4. Comparable to a $30K H100 for inference tasks
Independent benchmarks put the DGX Spark’s practical throughput in the same neighborhood as an H100 data center GPU for inference workloads – at roughly 1/8th the price. For researchers, small AI labs, or consultants who need a serious local inference machine but can’t justify a rack GPU, this is the real value proposition.
5. Two units can be linked
Two DGX Sparks can be connected via their NVIDIA Interconnect port to pool 256 GB of memory and double compute. That means a $8K two-unit cluster can run models that previously required a cloud A100 instance. No equivalent expansion path exists for Mac Mini.
When the Mac Mini Wins
The Mac Mini M4 Pro is $600-900. It runs macOS natively, integrates cleanly with Apple tools, handles everyday coding and inference work well, and uses a fraction of the power. For everyday development, inference on models under 30B, and anyone who doesn’t need CUDA or fine-tuning, the Mac Mini is an excellent machine at a quarter of the price.

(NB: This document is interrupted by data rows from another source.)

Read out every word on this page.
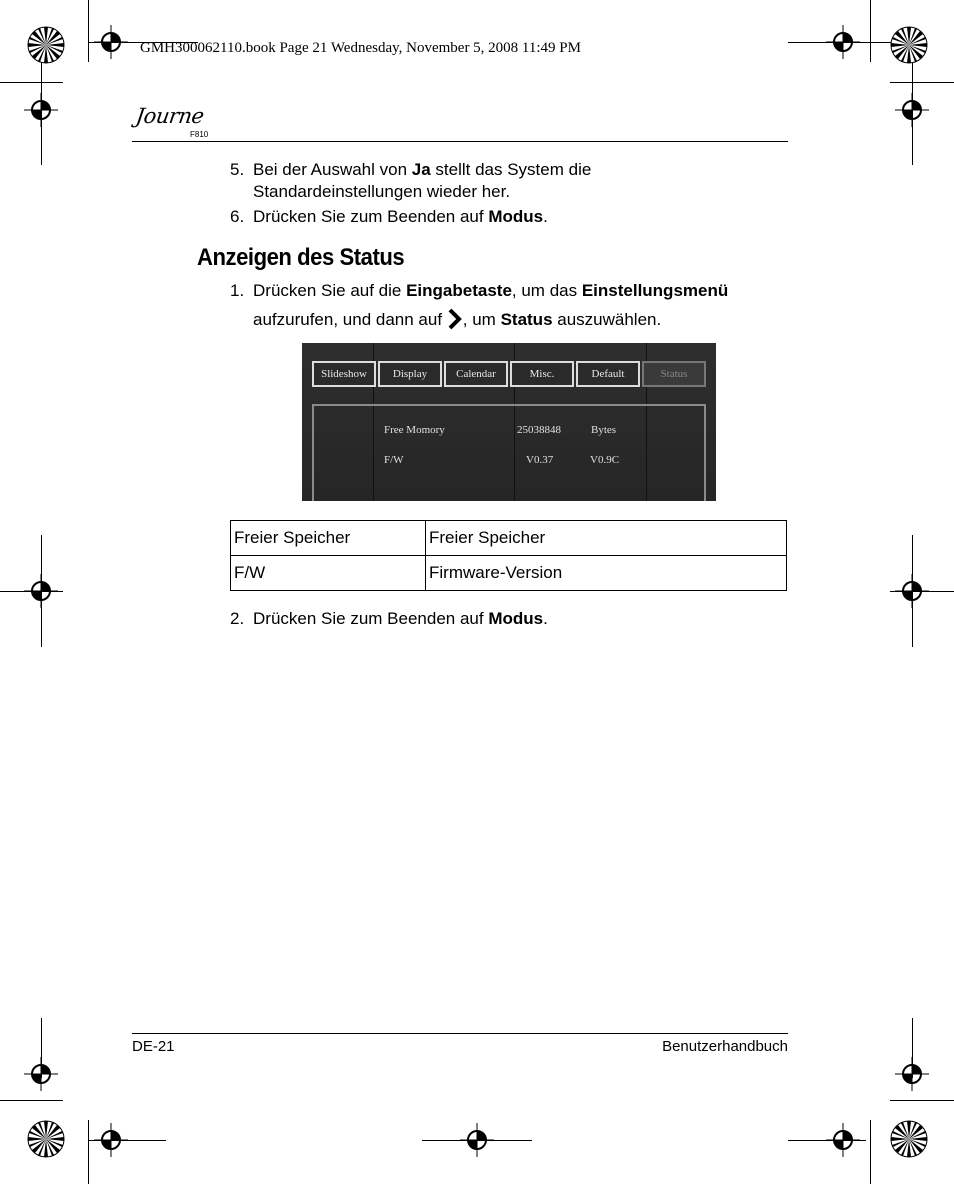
GMH300062110.book Page 21 Wednesday, November 5, 2008 11:49 PM
Journe
F810
5. Bei der Auswahl von Ja stellt das System die
Standardeinstellungen wieder her.
6. Drücken Sie zum Beenden auf Modus.
Anzeigen des Status
1. Drücken Sie auf die Eingabetaste, um das Einstellungsmenü
aufzurufen, und dann auf , um Status auszuwählen.
Slideshow	Display	Calendar	Misc.	Default	Status
Free Momory	25038848	Bytes
F/W	V0.37	V0.9C
Freier Speicher	Freier Speicher
F/W	Firmware-Version
2. Drücken Sie zum Beenden auf Modus.
DE-21	Benutzerhandbuch
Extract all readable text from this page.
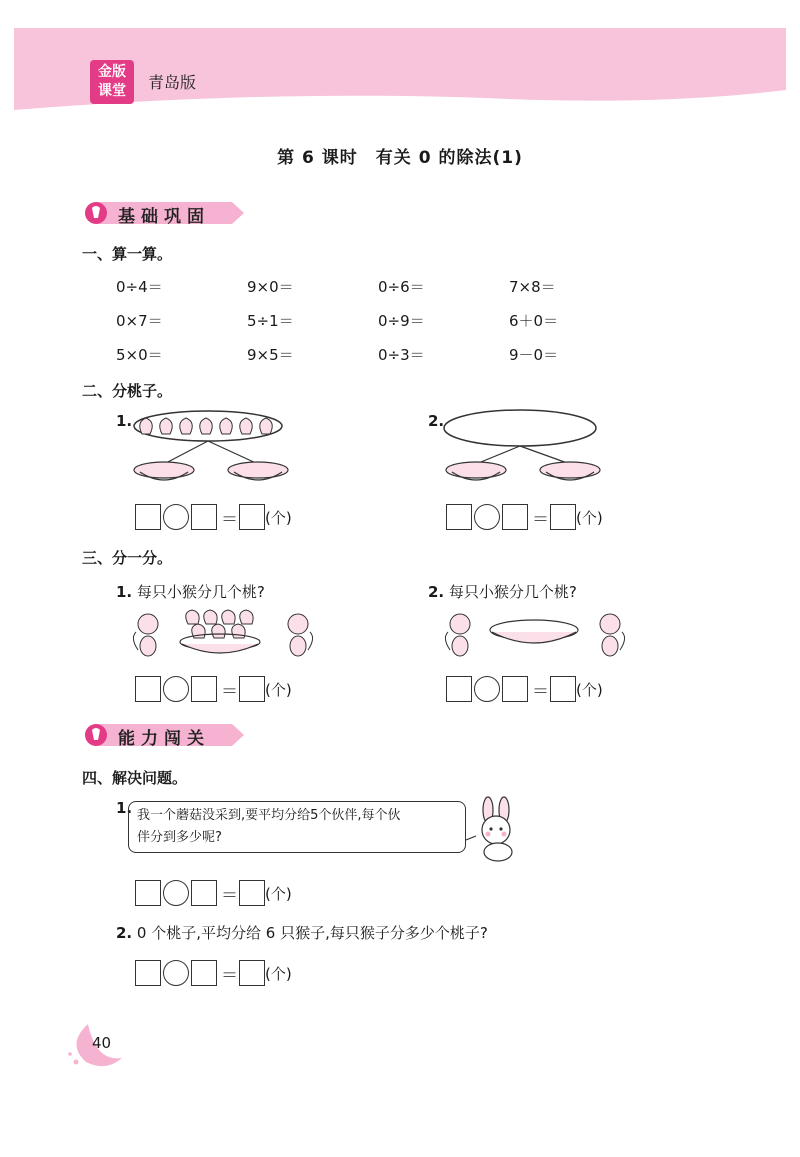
金版
课堂	青岛版
第 6 课时　有关 0 的除法(1)
基础巩固
一、算一算。
0÷4＝	9×0＝	0÷6＝	7×8＝
0×7＝	5÷1＝	0÷9＝	6＋0＝
5×0＝	9×5＝	0÷3＝	9－0＝
二、分桃子。
1.	2.
＝ (个)	＝ (个)
三、分一分。
1. 每只小猴分几个桃?	2. 每只小猴分几个桃?
＝ (个)	＝ (个)
能力闯关
四、解决问题。
1. 我一个蘑菇没采到,要平均分给5个伙伴,每个伙
伴分到多少呢?
＝ (个)
2. 0 个桃子,平均分给 6 只猴子,每只猴子分多少个桃子?
＝ (个)
40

The DGX Spark is overkill if you’re primarily running chatbots or summarization pipelines against hosted APIs. It shines when the work requires large local models, CUDA compatibility, or serious training.
The Bottom Line
Buy the DGX Spark if:
- You need CUDA for fine-tuning or training
- You want to run 70B+ models at reasonable quality locally
- You’re building or evaluating AI systems that depend on the NVIDIA ecosystem
- You need reproducible results matching cloud GPU benchmarks
Stick with the Mac Mini if:
- Your workload is inference-only on sub-30B models
- You primarily call hosted APIs (OpenAI, Anthropic, etc.)
- Budget is the primary constraint
- macOS integration matters more than raw AI throughput
The DGX Spark is not a productivity computer. It’s a personal AI lab – the first one that fits on a desk and is priced within reach of individual engineers. That is genuinely new.